Background Adaptive drug resistance is an unfavourable prognostic factor in cancer therapy. Pemetrexed-resistant lung cancer cells possess high-metastatic ability via ERK–ZEB1 pathway-activated epithelial–mesenchymal transition. GMI is a fungal immunomodulatory protein that suppresses the survival of several cancer cells. Methods Cell viability was analysed by MTT, clonogenic, tumour spheroid, and cancer stem cell sphere assays. Western blot assay was performed to detect the protein expression. Chemical inhibitors and ATG5 shRNA were used to inhibit autophagy. Tumour growth was investigated using xenograft mouse model. Results GMI decreased the viability with short- and long-term effects and induced autophagy but not apoptosis in A549/A400 cells.
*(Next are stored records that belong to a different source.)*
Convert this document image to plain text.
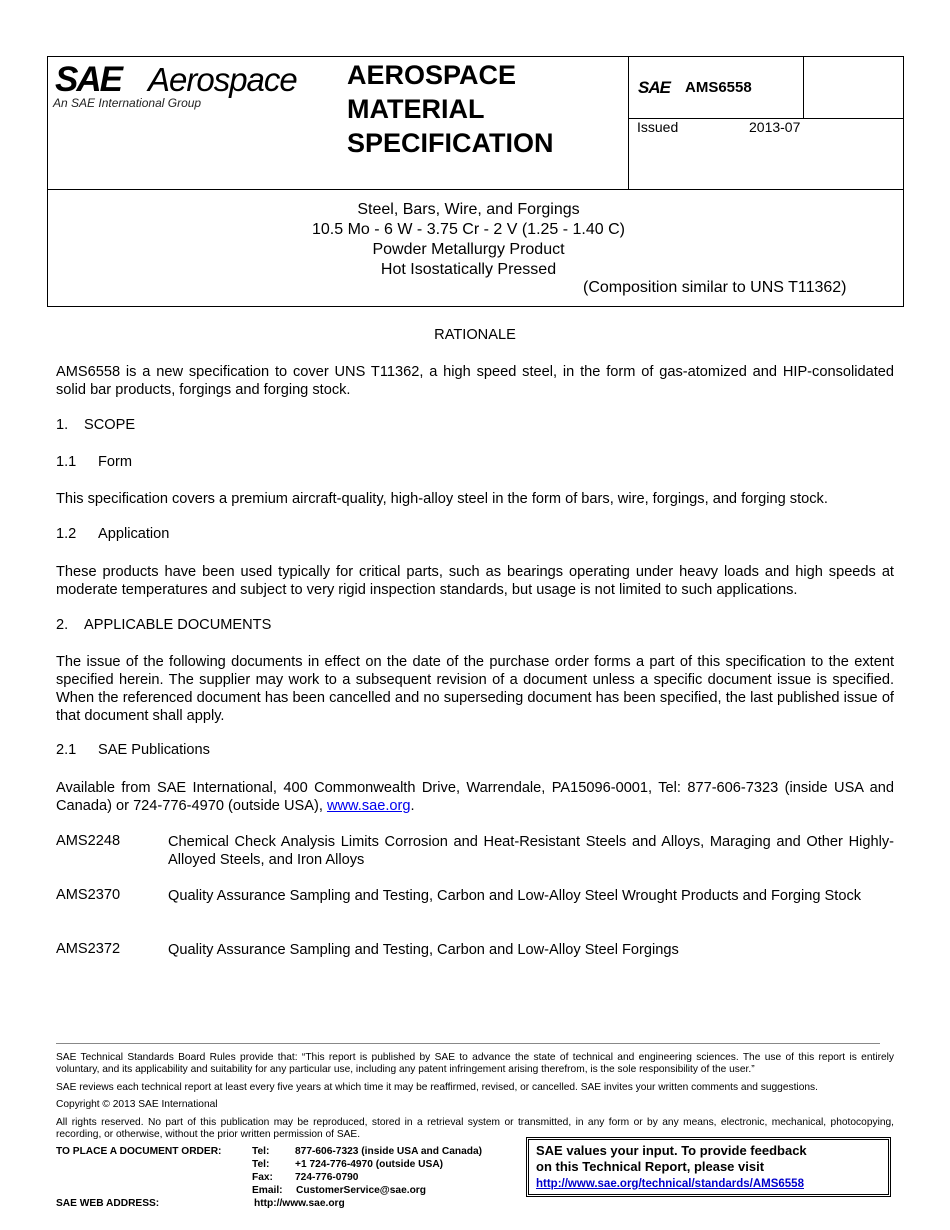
SAE Aerospace
An SAE International Group
AEROSPACE
MATERIAL
SPECIFICATION
SAE AMS6558
Issued	2013-07
Steel, Bars, Wire, and Forgings
10.5 Mo - 6 W - 3.75 Cr - 2 V (1.25 - 1.40 C)
Powder Metallurgy Product
Hot Isostatically Pressed
(Composition similar to UNS T11362)
RATIONALE
AMS6558 is a new specification to cover UNS T11362, a high speed steel, in the form of gas-atomized and HIP-consolidated solid bar products, forgings and forging stock.
1. SCOPE
1.1 Form
This specification covers a premium aircraft-quality, high-alloy steel in the form of bars, wire, forgings, and forging stock.
1.2 Application
These products have been used typically for critical parts, such as bearings operating under heavy loads and high speeds at moderate temperatures and subject to very rigid inspection standards, but usage is not limited to such applications.
2. APPLICABLE DOCUMENTS
The issue of the following documents in effect on the date of the purchase order forms a part of this specification to the extent specified herein. The supplier may work to a subsequent revision of a document unless a specific document issue is specified. When the referenced document has been cancelled and no superseding document has been specified, the last published issue of that document shall apply.
2.1 SAE Publications
Available from SAE International, 400 Commonwealth Drive, Warrendale, PA15096-0001, Tel: 877-606-7323 (inside USA and Canada) or 724-776-4970 (outside USA), www.sae.org.
AMS2248	Chemical Check Analysis Limits Corrosion and Heat-Resistant Steels and Alloys, Maraging and Other Highly-Alloyed Steels, and Iron Alloys
AMS2370	Quality Assurance Sampling and Testing, Carbon and Low-Alloy Steel Wrought Products and Forging Stock
AMS2372	Quality Assurance Sampling and Testing, Carbon and Low-Alloy Steel Forgings
SAE Technical Standards Board Rules provide that: “This report is published by SAE to advance the state of technical and engineering sciences. The use of this report is entirely voluntary, and its applicability and suitability for any particular use, including any patent infringement arising therefrom, is the sole responsibility of the user.”
SAE reviews each technical report at least every five years at which time it may be reaffirmed, revised, or cancelled. SAE invites your written comments and suggestions.
Copyright © 2013 SAE International
All rights reserved. No part of this publication may be reproduced, stored in a retrieval system or transmitted, in any form or by any means, electronic, mechanical, photocopying, recording, or otherwise, without the prior written permission of SAE.
TO PLACE A DOCUMENT ORDER:	Tel:	877-606-7323 (inside USA and Canada)
Tel:	+1 724-776-4970 (outside USA)
Fax: 724-776-0790
Email: CustomerService@sae.org
SAE WEB ADDRESS:	http://www.sae.org
SAE values your input. To provide feedback
on this Technical Report, please visit
http://www.sae.org/technical/standards/AMS6558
GMI downregulated the expression levels of CD133, CD44, NANOG and OCT4. GMI induces the protein degradation of CD133 via autophagy. CD133 silencing decreased the survival and proliferation of A549/A400 cells. GMI suppressed the growth and CD133 expression of A549/A400 xenograft tumour. Conclusions This study is the first to reveal the novel function of GMI in eliciting cytotoxic effect and inhibiting CD133 expression in pemetrexed-resistant lung cancer cells via autophagy. Our finding provides evidence that CD133 is a potential target for cancer therapy.